In Maryland, NAFTA is viewed with both eagerness and dread

September 12, 1993|By Gilbert A. Lewthwaite | Gilbert A. Lewthwaite,Washington Bureau

WASHINGTON -- Peter A. Bowe expects his business to grow in coming years, but Michael Clifford fears he'll be out of a job -- contrasting prospects triggered by the North American Free Trade Agreement.

As in the rest of the nation, there will be winners and losers in Maryland if Congress this year approves the treaty to create the world's largest free-trade zone. NAFTA -- the focus of a Clinton administration lobbying push this week -- would link the United States, Canada and Mexico in a common market of 360 million consumers with a shared annual output of $6.5 trillion.

An expanding Mexican economy could bring orders -- and jobs -- to Maryland in industries from poultry breeding to dredge manufacturing. Meanwhile, heightened competition from low-wage Mexican workers in textiles, construction and other industries could rob business and jobs from the state.

But the net loss over the decade could be a mere blip -- fewer than 400 jobs -- according to a University of Maryland study of the impact of free trade with Mexico.

Why such a modest impact for an historic treaty? Because a free-trade zone already exists between the United States and Canada, and Mexico's economy is equivalent to just 4 percent of the U.S. economy. Maryland's exports to Mexico last year were $59.2 million, barely more than 1 percent of the state's global exports of $4.9 billion.

Still, the trade statistics belie a more dramatic impact on specific plants and workers in Maryland. Mr. Bowe, president of Ellicott Machine Corp. International, stands to be one of the winners.

Ellicott, the 108-year-old Baltimore manufacturer, which made the dredges used to build the Panama Canal early this century, still sells south of the border. And it expects business to pick up.

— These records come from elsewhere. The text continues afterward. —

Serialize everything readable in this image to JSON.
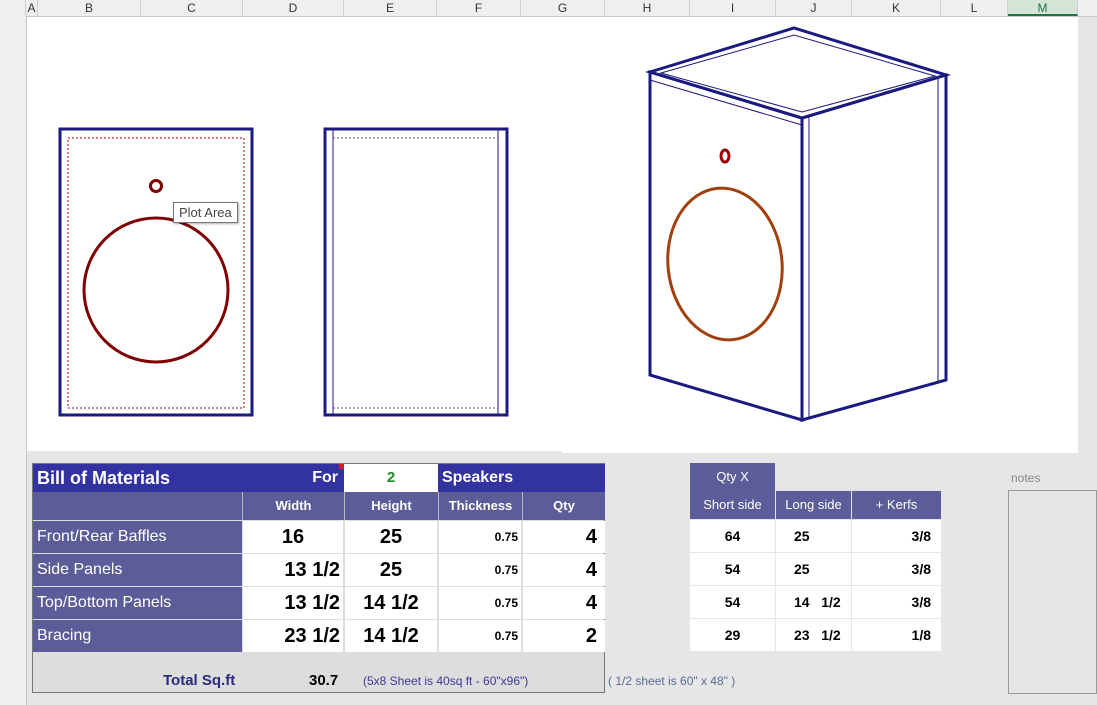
{
  "columns": [
    "A",
    "B",
    "C",
    "D",
    "E",
    "F",
    "G",
    "H",
    "I",
    "J",
    "K",
    "L",
    "M"
  ],
  "selected_column": "M",
  "tooltip": "Plot Area",
  "bom": {
    "title": "Bill of Materials",
    "for_label": "For",
    "for_value": "2",
    "speakers_label": "Speakers",
    "headers": [
      "Width",
      "Height",
      "Thickness",
      "Qty"
    ],
    "rows": [
      {
        "label": "Front/Rear Baffles",
        "width": "16",
        "height": "25",
        "thickness": "0.75",
        "qty": "4"
      },
      {
        "label": "Side Panels",
        "width": "13 1/2",
        "height": "25",
        "thickness": "0.75",
        "qty": "4"
      },
      {
        "label": "Top/Bottom Panels",
        "width": "13 1/2",
        "height": "14 1/2",
        "thickness": "0.75",
        "qty": "4"
      },
      {
        "label": "Bracing",
        "width": "23 1/2",
        "height": "14 1/2",
        "thickness": "0.75",
        "qty": "2"
      }
    ],
    "total_label": "Total Sq.ft",
    "total_value": "30.7",
    "sheet_note": "(5x8 Sheet is 40sq ft - 60\"x96\")",
    "half_sheet_note": "( 1/2 sheet is 60\" x 48\" )"
  },
  "qty_table": {
    "title": "Qty  X",
    "headers": [
      "Short side",
      "Long side",
      "+ Kerfs"
    ],
    "rows": [
      {
        "short": "64",
        "long": "25",
        "kerf": "3/8"
      },
      {
        "short": "54",
        "long": "25",
        "kerf": "3/8"
      },
      {
        "short": "54",
        "long": "14   1/2",
        "kerf": "3/8"
      },
      {
        "short": "29",
        "long": "23   1/2",
        "kerf": "1/8"
      }
    ]
  },
  "notes_label": "notes",
  "colors": {
    "panel_outline": "#1a1a80",
    "driver_outline": "#800000",
    "iso_driver": "#a0400c",
    "header_blue": "#3232a0",
    "header_purple": "#5c5c98",
    "speaker_count": "#1a8a1a"
  }
}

"We are convinced NAFTA will be good for us," said Mr. Bowe, whose company sold two small dredges for just under $1 million to Mexico last year. "Mexico doesn't have any local dredge builders, so their only source of equipment is imports."

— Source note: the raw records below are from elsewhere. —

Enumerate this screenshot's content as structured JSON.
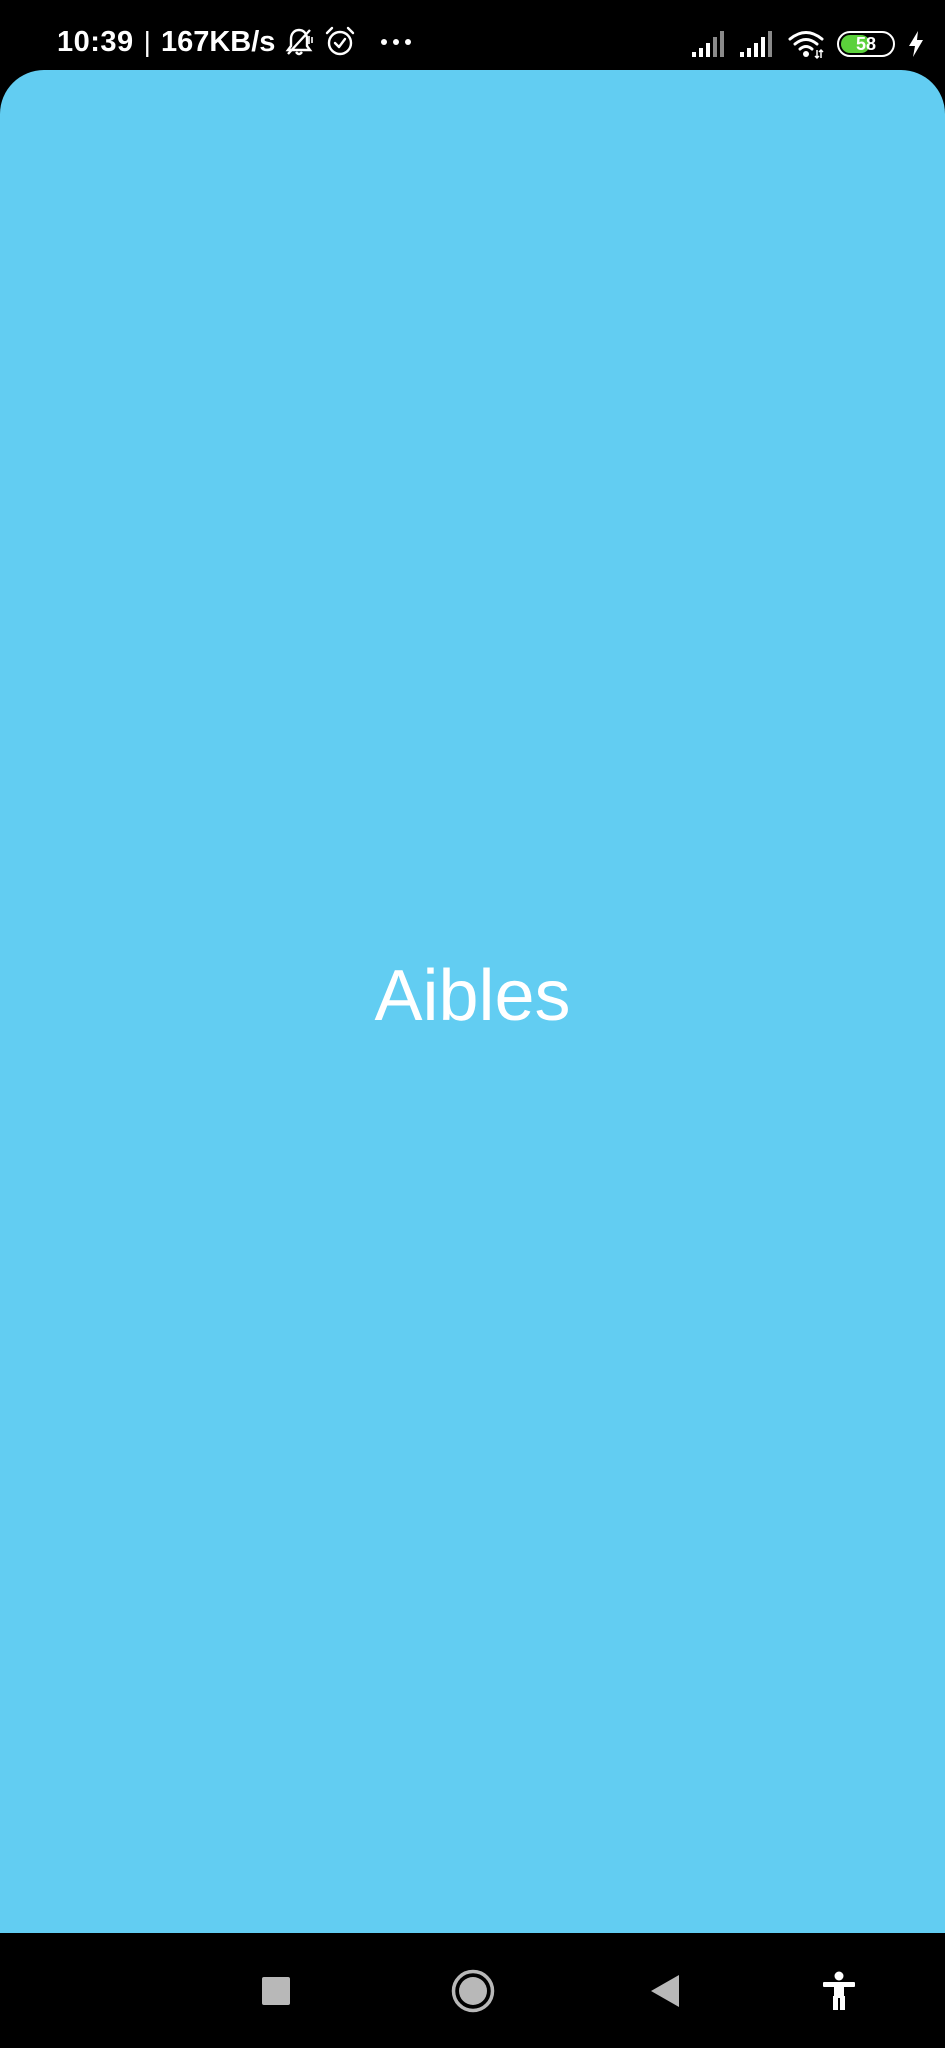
{
  "status_bar": {
    "time": "10:39",
    "separator": "|",
    "network_speed": "167KB/s",
    "battery_level": "58",
    "battery_fill_fraction": 0.58,
    "icons": [
      "bell-muted-icon",
      "alarm-clock-icon",
      "more-dots-icon",
      "signal-icon",
      "signal-icon",
      "wifi-icon",
      "battery-icon",
      "charging-bolt-icon"
    ]
  },
  "app": {
    "title": "Aibles"
  },
  "nav_bar": {
    "icons": [
      "recents-square-icon",
      "home-circle-icon",
      "back-triangle-icon",
      "accessibility-icon"
    ]
  },
  "colors": {
    "splash_background": "#62CDF2",
    "splash_text": "#FFFFFF",
    "system_bar": "#000000",
    "battery_fill": "#5BD13B"
  }
}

He sees export sales growing if Mexico lowers its 20-percent-to-25-percent tariff on U.S. dredges, while keeping them in place for non-American products. The environmental side agreement to NAFTA, which calls for the U.S.-Mexican border to be cleaned up, could also boost demand for Ellicott's machinery.

"If the Mexicans spend more money cleaning up wet environmental problems, contaminated ponds and lagoons, that will be good for us," Mr. Bowe said, adding that NAFTA could cause him to add to his 100-strong work force. But he would not speculate on the number of potential hires.

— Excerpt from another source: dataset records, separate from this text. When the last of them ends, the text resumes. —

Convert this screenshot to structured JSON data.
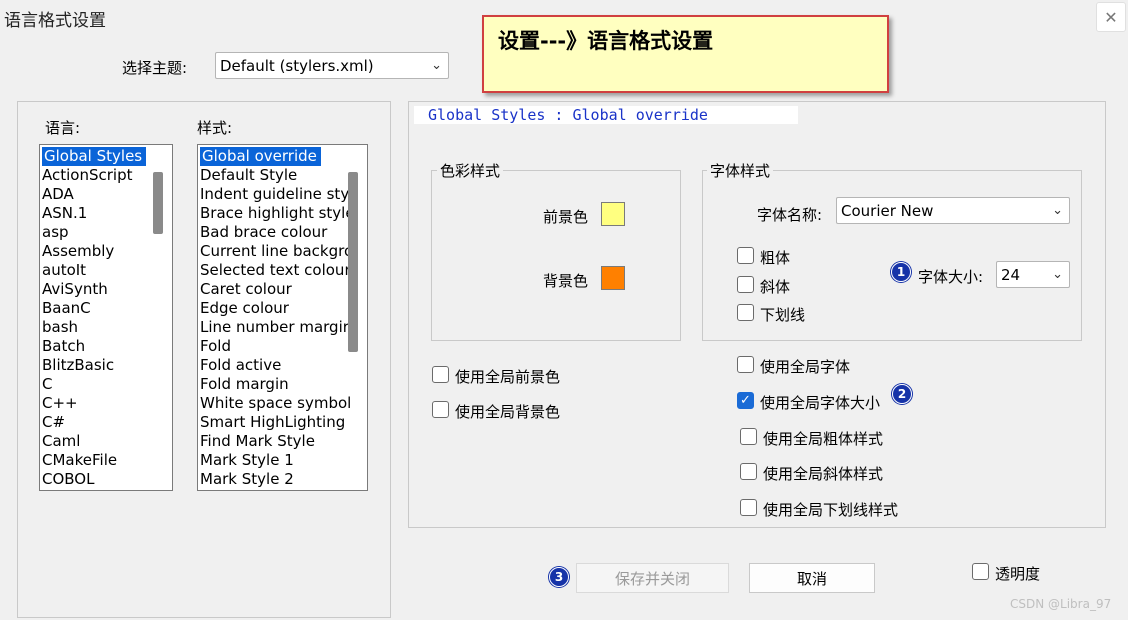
{
  "window": {
    "title": "语言格式设置",
    "close_label": "✕"
  },
  "callout": {
    "text": "设置---》语言格式设置"
  },
  "theme": {
    "label": "选择主题:",
    "value": "Default (stylers.xml)"
  },
  "languages": {
    "label": "语言:",
    "items": [
      "Global Styles",
      "ActionScript",
      "ADA",
      "ASN.1",
      "asp",
      "Assembly",
      "autoIt",
      "AviSynth",
      "BaanC",
      "bash",
      "Batch",
      "BlitzBasic",
      "C",
      "C++",
      "C#",
      "Caml",
      "CMakeFile",
      "COBOL"
    ],
    "selected_index": 0
  },
  "styles": {
    "label": "样式:",
    "items": [
      "Global override",
      "Default Style",
      "Indent guideline sty",
      "Brace highlight style",
      "Bad brace colour",
      "Current line backgro",
      "Selected text colour",
      "Caret colour",
      "Edge colour",
      "Line number margir",
      "Fold",
      "Fold active",
      "Fold margin",
      "White space symbol",
      "Smart HighLighting",
      "Find Mark Style",
      "Mark Style 1",
      "Mark Style 2"
    ],
    "selected_index": 0
  },
  "style_header": "Global Styles : Global override",
  "color_group": {
    "title": "色彩样式",
    "fg_label": "前景色",
    "fg_color": "#ffff80",
    "bg_label": "背景色",
    "bg_color": "#ff8000"
  },
  "font_group": {
    "title": "字体样式",
    "font_name_label": "字体名称:",
    "font_name_value": "Courier New",
    "bold_label": "粗体",
    "italic_label": "斜体",
    "underline_label": "下划线",
    "font_size_label": "字体大小:",
    "font_size_value": "24"
  },
  "global_options": {
    "use_global_fg": "使用全局前景色",
    "use_global_bg": "使用全局背景色",
    "use_global_font": "使用全局字体",
    "use_global_font_size": "使用全局字体大小",
    "use_global_bold": "使用全局粗体样式",
    "use_global_italic": "使用全局斜体样式",
    "use_global_underline": "使用全局下划线样式"
  },
  "badges": [
    "1",
    "2",
    "3"
  ],
  "buttons": {
    "save_close": "保存并关闭",
    "cancel": "取消",
    "transparency": "透明度"
  },
  "watermark": "CSDN @Libra_97"
}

To Michael Clifford, the treaty is more threatening. He fears that his job as a loom support worker at Owings Mills-based Lion Brothers Co., which makes embroidered emblems, could be shifted to low-wage Mexico.

"The garment industry is going to take it on the chin," said Mr. Clifford, who makes $7 an hour.

A fellow worker, Carroll Watkins, a loom technician who has been with Lion Brothers for 24 years, is nervous, too: "All our jobs are in jeopardy. They could be here today and gone tomorrow."

Susan Ganz, the company's president, did not return phone calls for comment.

A union official, Jerry Gingrich, is busy relaying these fears to undecided members of the Maryland congressional delegation, hoping to persuade them to vote against the treaty. Most the delegation's 10 members haven't taken a firm stand on NAFTA.

"The playing field is not level," said Mr. Gingrich, manager of the northern district council of the International Ladies Garment Workers Union, which covers Maryland and part of West Virginia. "Technologically, we can compete [with Mexico]. With labor we can.

"But with wages we can't. That's the only thing. If I were an employer or manager who wanted to go into business and wanted to make a quick profit, zap, just send me down to Mexico."

That scenario, the AFL-CIO fears, could put as many as 97,561 Maryland jobs -- 4.69 percent of the state's work force -- in jeopardy if NAFTA is passed.

That's based on employment in the eight industries most likely to suffer NAFTA-related job losses, according to the Economic Policy Institute, a labor-backed Washington think tank. The industries: motor vehicles and equipment; electrical machinery, equipment and supplies; apparel; food processing; furniture and fixtures; leather; stone, glass, clay, cement and pottery; and other manufactured goods.

The institute suggests that NAFTA "significantly increases the incentives" for companies in those fields to head south. (The study did not take into account the potential job gains from increased exports.)

Although jobs in the auto industry are listed as "vulnerable," local leaders of the United Auto Workers union say they are not worried about sudden changes at the General Motors van assembly plant in Baltimore. The Broening Highway plant employs between 3,000 and 3,500 permanent and temporary workers.